IMT has been used as a clinical marker of atherogenesis, and a number of studies have reported increased IMT in patients with atherosclerotic diseases such as myocardial infarction and stroke.30, 31 Pregnant women with chronic hypertension had significantly greater IMT compared with preeclamptic and normotensive pregnant women in our study. As elevated BP impairs the vascular endothelium, hypertension may also be associated with endothelial dysfunction in women with preeclampsia and chronic hypertension. Given that prolonged exposure to high BP can cause atherosclerotic changes in the vessel wall, IMT was greater in women with chronic hypertension compared with women with preeclampsia. Several studies have shown that a carotid arterial IMT >1.0 mm is associated with an increased risk of coronary events. In the present study, however, IMT was <1.0 mm in women with chronic hypertension. As endogenous estrogen can protect against atherosclerotic changes, premenopausal women may be at less risk of cardiovascular diseases than postmenopausal women. We speculate that vascular changes in pregnant women with chronic hypertension may represent a preatherogenic state, which can become pathogenic after menopause.

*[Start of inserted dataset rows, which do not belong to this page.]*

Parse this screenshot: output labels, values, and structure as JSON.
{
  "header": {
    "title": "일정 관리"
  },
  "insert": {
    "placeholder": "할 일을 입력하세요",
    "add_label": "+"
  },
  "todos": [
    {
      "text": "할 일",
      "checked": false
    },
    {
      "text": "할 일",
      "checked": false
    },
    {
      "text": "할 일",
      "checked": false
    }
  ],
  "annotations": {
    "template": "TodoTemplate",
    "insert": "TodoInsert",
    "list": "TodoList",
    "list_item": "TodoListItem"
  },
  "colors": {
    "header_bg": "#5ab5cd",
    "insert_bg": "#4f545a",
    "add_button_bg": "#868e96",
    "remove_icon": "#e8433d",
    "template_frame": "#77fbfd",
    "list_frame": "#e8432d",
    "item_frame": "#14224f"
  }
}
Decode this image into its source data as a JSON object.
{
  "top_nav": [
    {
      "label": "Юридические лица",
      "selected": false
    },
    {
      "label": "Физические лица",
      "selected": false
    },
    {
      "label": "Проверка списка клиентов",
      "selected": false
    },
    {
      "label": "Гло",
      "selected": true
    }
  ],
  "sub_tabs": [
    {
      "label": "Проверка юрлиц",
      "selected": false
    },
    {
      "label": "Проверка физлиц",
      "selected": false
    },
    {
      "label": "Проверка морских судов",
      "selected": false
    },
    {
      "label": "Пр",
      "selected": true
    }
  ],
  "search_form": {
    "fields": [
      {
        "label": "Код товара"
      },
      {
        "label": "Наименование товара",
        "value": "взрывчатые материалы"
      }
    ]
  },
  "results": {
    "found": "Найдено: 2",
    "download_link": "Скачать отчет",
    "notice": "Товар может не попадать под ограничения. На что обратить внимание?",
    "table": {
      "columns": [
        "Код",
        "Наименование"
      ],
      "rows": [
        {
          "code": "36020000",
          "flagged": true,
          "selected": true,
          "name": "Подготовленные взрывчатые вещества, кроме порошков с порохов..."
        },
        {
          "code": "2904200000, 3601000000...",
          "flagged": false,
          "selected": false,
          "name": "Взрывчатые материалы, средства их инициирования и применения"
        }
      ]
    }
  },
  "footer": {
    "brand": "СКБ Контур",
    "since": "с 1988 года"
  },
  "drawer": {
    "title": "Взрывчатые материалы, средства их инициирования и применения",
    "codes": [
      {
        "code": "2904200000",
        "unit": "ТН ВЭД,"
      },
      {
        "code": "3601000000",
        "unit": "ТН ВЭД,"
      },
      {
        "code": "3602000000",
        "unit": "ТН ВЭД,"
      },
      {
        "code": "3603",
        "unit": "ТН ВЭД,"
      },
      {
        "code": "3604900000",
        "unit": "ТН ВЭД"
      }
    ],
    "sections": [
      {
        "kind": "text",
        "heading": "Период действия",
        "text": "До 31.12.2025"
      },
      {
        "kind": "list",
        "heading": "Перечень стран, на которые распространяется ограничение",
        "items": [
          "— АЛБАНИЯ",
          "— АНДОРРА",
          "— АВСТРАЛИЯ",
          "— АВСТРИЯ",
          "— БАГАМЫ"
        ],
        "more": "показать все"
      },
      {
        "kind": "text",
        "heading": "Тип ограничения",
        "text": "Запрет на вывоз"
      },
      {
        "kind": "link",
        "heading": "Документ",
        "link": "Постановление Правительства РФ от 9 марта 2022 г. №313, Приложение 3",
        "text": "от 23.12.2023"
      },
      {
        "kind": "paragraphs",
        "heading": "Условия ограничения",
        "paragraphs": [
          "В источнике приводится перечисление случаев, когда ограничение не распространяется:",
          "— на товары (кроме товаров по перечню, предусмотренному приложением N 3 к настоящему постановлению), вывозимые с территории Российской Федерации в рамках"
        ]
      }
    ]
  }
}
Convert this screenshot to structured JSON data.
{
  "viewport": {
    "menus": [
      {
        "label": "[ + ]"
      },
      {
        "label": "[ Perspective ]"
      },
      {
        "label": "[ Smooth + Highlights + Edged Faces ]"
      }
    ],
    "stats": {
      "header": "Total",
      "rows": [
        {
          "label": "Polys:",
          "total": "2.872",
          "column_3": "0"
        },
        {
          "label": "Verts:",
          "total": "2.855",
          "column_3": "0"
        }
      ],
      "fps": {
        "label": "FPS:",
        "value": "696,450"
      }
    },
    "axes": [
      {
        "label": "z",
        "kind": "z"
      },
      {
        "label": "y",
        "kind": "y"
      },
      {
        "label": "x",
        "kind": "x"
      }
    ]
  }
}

Many studies have suggested that women with a history of preeclampsia are at an increased risk of developing cardiovascular diseases later in life.32, 33, 34 Hammad et al.35 found that women with a history of preeclampsia had a lower FMD and higher BP compared with women without a history of preeclampsia 1 year after the pregnancy. Lampinen et al.36 reported that vasodilation was impaired 5–6 years after pregnancy in women with prior preeclampsia. In this study, endothelial dysfunction in women with preeclampsia improved soon after delivery. Several factors, such as insulin resistance, inflammation and oxidative stress, may adversely affect cardiovascular risk in women with a history of preeclampsia. However, vascular failure in chronic hypertension may differ from that in preeclampsia, as evidenced by the fact that the associated endothelial dysfunction did not normalize after delivery. Women with chronic hypertension in pregnancy may also be at high risk of developing cardiovascular diseases later in life. Indeed, elevated BP may be inherent prior to pregnancy and persistent after delivery, leading to prolonged high BP. This suggests that factors other than oxidative stress may contribute to endothelial dysfunction in chronic hypertension. Further research will be needed to address these issues.